Schon seit Kants Neufassung der "Kritik der reinen Vernunft" 1787 entbrannte eine heftige Diskussion um die Vereinbarkeit des jenseitigen "Dings an sich" und der bewusstseinsimmanenten Erscheinungswelt: die Philosophie des Transzendentalen Idealismus.

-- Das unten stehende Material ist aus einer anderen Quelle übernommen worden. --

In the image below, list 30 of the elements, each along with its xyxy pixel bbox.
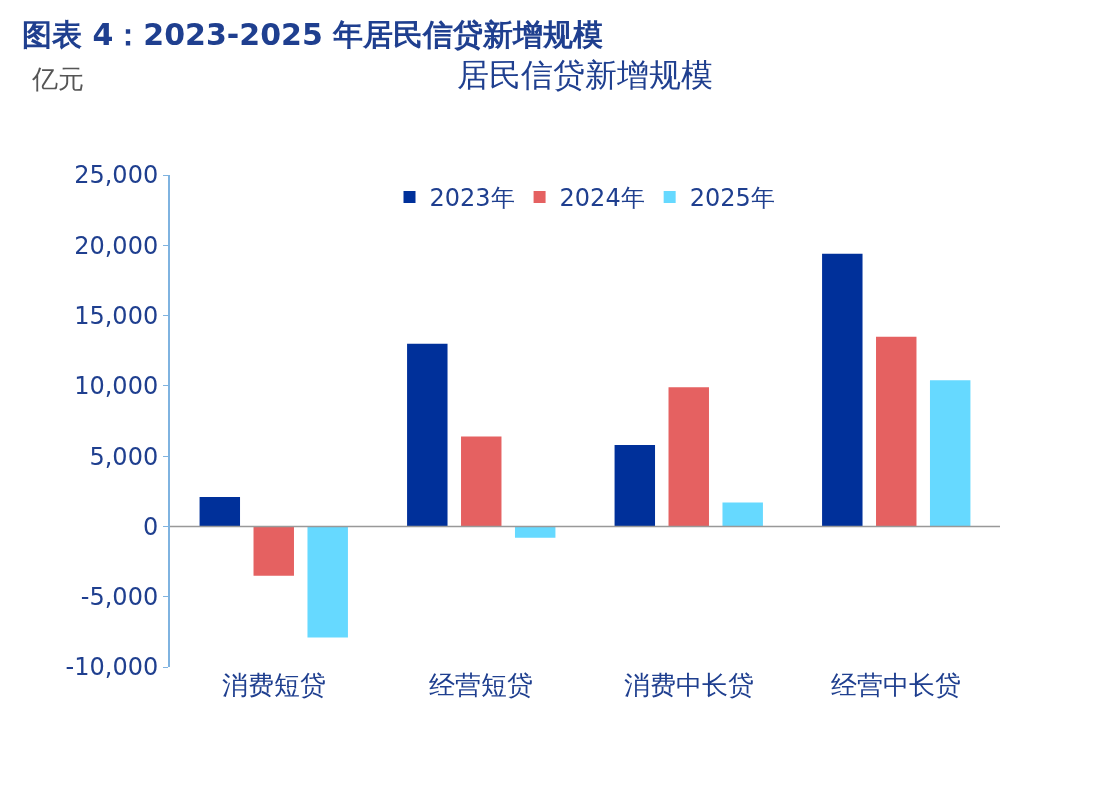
legend-label: 2023年 — [429, 184, 515, 213]
bar — [514, 526, 556, 538]
bar — [307, 526, 348, 638]
bar — [461, 436, 502, 527]
y-tick-label: 0 — [142, 512, 159, 541]
bar — [722, 502, 763, 527]
legend-label: 2024年 — [559, 184, 645, 213]
x-tick-label: 消费短贷 — [221, 670, 326, 700]
y-tick-label: 25,000 — [74, 161, 159, 190]
x-tick-label: 消费中长贷 — [623, 670, 754, 700]
y-tick-label: 20,000 — [74, 231, 159, 260]
y-tick-label: 5,000 — [89, 442, 159, 471]
bar — [407, 343, 448, 527]
bar — [614, 444, 656, 527]
x-tick-label: 经营中长贷 — [831, 670, 962, 700]
chart-subtitle: 居民信贷新增规模 — [457, 56, 713, 94]
bar — [199, 496, 241, 527]
x-tick-label: 经营短贷 — [429, 670, 534, 700]
y-tick-label: 10,000 — [74, 372, 159, 401]
bar — [668, 387, 709, 527]
legend-label: 2025年 — [689, 184, 775, 213]
y-axis-title: 亿元 — [31, 64, 84, 94]
bar — [822, 253, 863, 527]
y-tick-label: -10,000 — [65, 653, 159, 682]
y-tick-label: 15,000 — [74, 301, 159, 330]
y-tick-label: -5,000 — [80, 583, 159, 612]
bar — [876, 336, 917, 527]
chart-title: 图表 4：2023-2025 年居民信贷新增规模 — [22, 16, 604, 52]
bar — [253, 526, 294, 576]
bar — [929, 380, 971, 527]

Denn von 1790 an suchten Fichte und Schelling immer neu die Synthese
jenes "Dings an sich", das in der "Kritik der praktischen Vernunft" als "freier Wille" wieder aufgegriffen worden war, einerseits
und dieser "Erscheinung für uns" andererseits
innerhalb eines die Welt keimhaft entfaltenden und die aufgeblühte Entfaltung im Denken systematisch nachschaffenden Ichs,
bis schließlich Hegel 1807 in der "Phänomenologie des Geistes" diese beiden Seiten im immer neu sich übersteigernden Begreifen "an und für sich" identifizierte.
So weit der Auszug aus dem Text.